I’ve never liked being called Jessica. It’s what my mother still calls me when I lose my grip on my F bombs. It’s what the tax man and debt collectors know me by. It has too many letters, too many syllables, too many frills. It doesn’t help that I was one of 47 Jessicas in a graduating class of 48. I’ve always preferred to be called Jessie. It’s simple. It’s short. It suits me.
I have to admit, though, there was nothing better than hearing my uncle Jess call me “Jess” growing up. I can hear his ornery voice now, “How’s Jess? Stayin’ out of trouble? I hope not!” I took it as the highest form of flattery that he called me by his name. It was sometimes said as he was holding me upside down trying to shake money out of my pockets, but it sounded good to me regardless. As someone who has serious respect for shenanigans, I try to keep my aunt game strong. I know I’m not always my kids’ favorite people, but with my nieces and nephews, I just might have a chance.
My uncle Jess was full of shit. He knew it, his siblings knew it, and anyone who sat down to play cards with him figured it out quickly. That being said, the best advice I have ever received came from him.
I wish I had been the kind of person who could see the worth of a moment as it was happening, but I was in High School, and I spent those years counting down the minutes until my parents would let me go spend time with my boyfriend. I couldn’t have known then that I’d go on to marry that boyfriend and have more time with him than I would even want, but that someday I’d be desperate for another conversation with my uncle. Just one.
This brings me back to the advice. I don’t remember the conversation leading up to it. I suppose he was asking how I was, and I was working up a generic answer. I was active in every club and sport. I volunteered and worked as many hours as I could. I took college courses for dual credit. I made a lot of mistakes my parents would never know about, but didn’t we all? It all looked good on paper, and it always felt so repetitive to catch people up on what was going on, especially when I wasn’t sure why they cared. I think because I was too self-absorbed to really look outside my own shit at the time, I assumed everyone else did the same. I wondered why anyone even asked about my life. Being a teenager is a trip, y’all. So I gave the same answer I always did. “Busy, busy!”
What I remember so vividly is his reply. “Just lean in, girl. This is as good as it gets.” I laughed it off and thought of all the pictures of him and my dad I had seen in yearbooks and such. In some photos he wore jeans and boots and a ten gallon hat. In others, their athletic shorts were shorter than the cheerleaders’ uniforms. The good ole days. Of course. “Lean in? I’m barely hangin’ on!”
I would think about that conversation often through the years. His voice was in my head through some of the best and worst moments of the next few years. Happy, sad, angry, lost… “Just lean in, girl.” It stuck.
I knew the phone call was coming. He fought for years. I saw my dad age at twice the pace in the years he watched his baby brother fade away. I think we were all faced with our own mortality and that of our parents in those years. If it could happen to Jess, it could happen to anyone.

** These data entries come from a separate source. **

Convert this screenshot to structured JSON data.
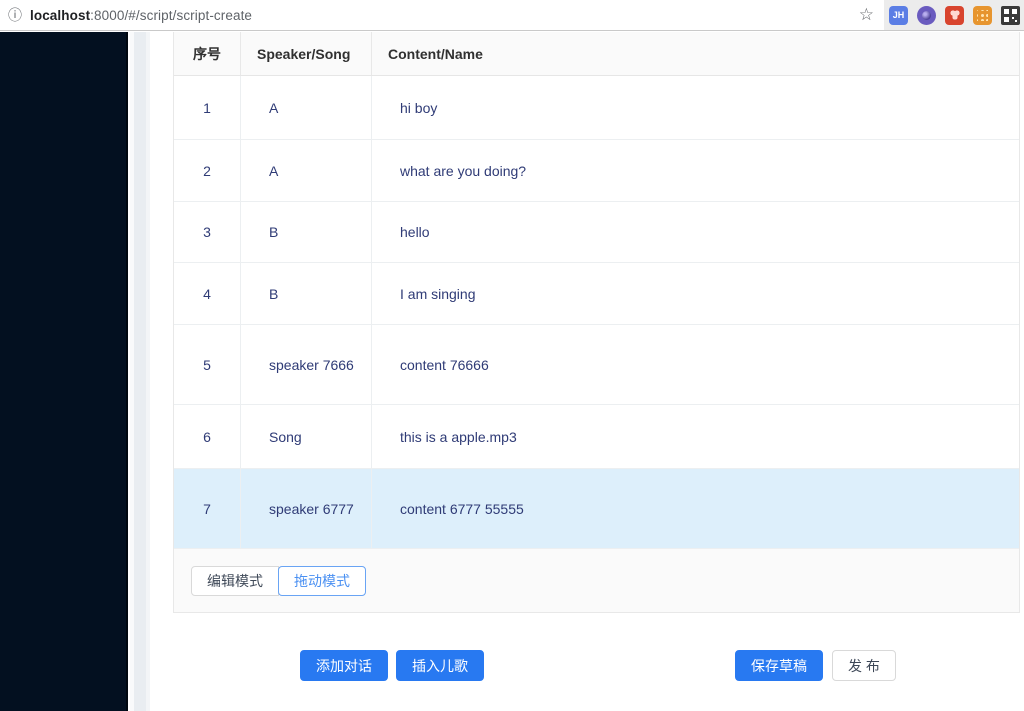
{
  "browser": {
    "url_host": "localhost",
    "url_rest": ":8000/#/script/script-create",
    "info_icon": "page-info-icon",
    "star_icon": "bookmark-star-icon",
    "extensions": [
      {
        "name": "jh-extension-icon",
        "label": "JH",
        "color": "#5b7ee5"
      },
      {
        "name": "purple-circle-extension-icon",
        "label": "",
        "color": "#6a5bbf"
      },
      {
        "name": "red-extension-icon",
        "label": "",
        "color": "#d8442e"
      },
      {
        "name": "orange-dots-extension-icon",
        "label": "",
        "color": "#e7952f"
      },
      {
        "name": "qr-code-extension-icon",
        "label": "",
        "color": "#3a3a3a"
      }
    ]
  },
  "table": {
    "columns": [
      "序号",
      "Speaker/Song",
      "Content/Name"
    ],
    "rows": [
      {
        "index": "1",
        "speaker": "A",
        "content": "hi boy",
        "highlighted": false
      },
      {
        "index": "2",
        "speaker": "A",
        "content": "what are you doing?",
        "highlighted": false
      },
      {
        "index": "3",
        "speaker": "B",
        "content": "hello",
        "highlighted": false
      },
      {
        "index": "4",
        "speaker": "B",
        "content": "I am singing",
        "highlighted": false
      },
      {
        "index": "5",
        "speaker": "speaker 7666",
        "content": "content 76666",
        "highlighted": false
      },
      {
        "index": "6",
        "speaker": "Song",
        "content": "this is a apple.mp3",
        "highlighted": false
      },
      {
        "index": "7",
        "speaker": "speaker 6777",
        "content": "content 6777 55555",
        "highlighted": true
      }
    ]
  },
  "mode_toggle": {
    "edit_label": "编辑模式",
    "drag_label": "拖动模式",
    "selected": "拖动模式"
  },
  "actions": {
    "add_dialog_label": "添加对话",
    "insert_song_label": "插入儿歌",
    "save_draft_label": "保存草稿",
    "publish_label": "发 布"
  },
  "colors": {
    "primary_blue": "#2879f1",
    "cell_text": "#2f3b76",
    "row_highlight": "#ddeffb",
    "sidebar_dark": "#031020",
    "table_header_bg": "#fafafa",
    "selected_radio_blue": "#4a90f2"
  }
}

My three kids were bouncing off the walls of the living room that evening, running in circles and yelling over each other as they showed off their broken cartwheels and not-quite handstands. I looked down and saw the name on my phone and I knew. I carried my phone quietly through my bedroom and into my master bathroom and answered it without speaking. I couldn’t. “Jessie. He passed. He’s gone.” I sank to the floor. My heart was in my throat, but my mind was searching for pieces of him already. I wasn’t even off the phone yet when I remembered his words as plain as day. I heard his voice. “Just lean in, girl.” So I did. I dropped my phone and I leaned into the pain and sobbed on my bathroom floor. I leaned into the grief and I cried for my dad as I tried to fathom the pain of losing a sibling. I cried for Jess’s boys, for his grandkids, for his wife. I cried for his mom, who should never have had to outlive her child. I cried for my mom, who had already lost two sisters of her own and who had been part of my dad’s family since they were teenagers. I cried for the giant hole this would leave in our family. I cried for all the lives he touched.
My kids came to check on me, and a thought crossed my mind. I could hide what I was feeling to shield them from heartache. I could talk calmly and happily about what a beautiful place heaven is and how lucky he was to be there. That’s not what I did. I just kept leaning. I told them how much it sucks to lose someone we love. I told them how precious family is, and how much we are going to miss him. I told them it’s ok to cry and be mad and to ask questions. I told them heaven sounds amazing, but it’s just so far away, and that’s why mommy is so damn sad.
I think no matter who we are or what age we are, our lives are all so defined by these before and after moments. Before we lost him. After. Before he got sick. After. Before I knew grief. After. It’s easy to get caught up in asking why. Why us? Why him? Why her? Why now? Why? I won’t pretend I have answers or wisdom. Here’s what I do know. Jess lived in such a way that we were all left with a stockpile of happy and hilarious memories. He gave advice he didn’t even realize would take on a life of its own. No matter what he was faced with, he just leaned in. I think we can all learn something from that.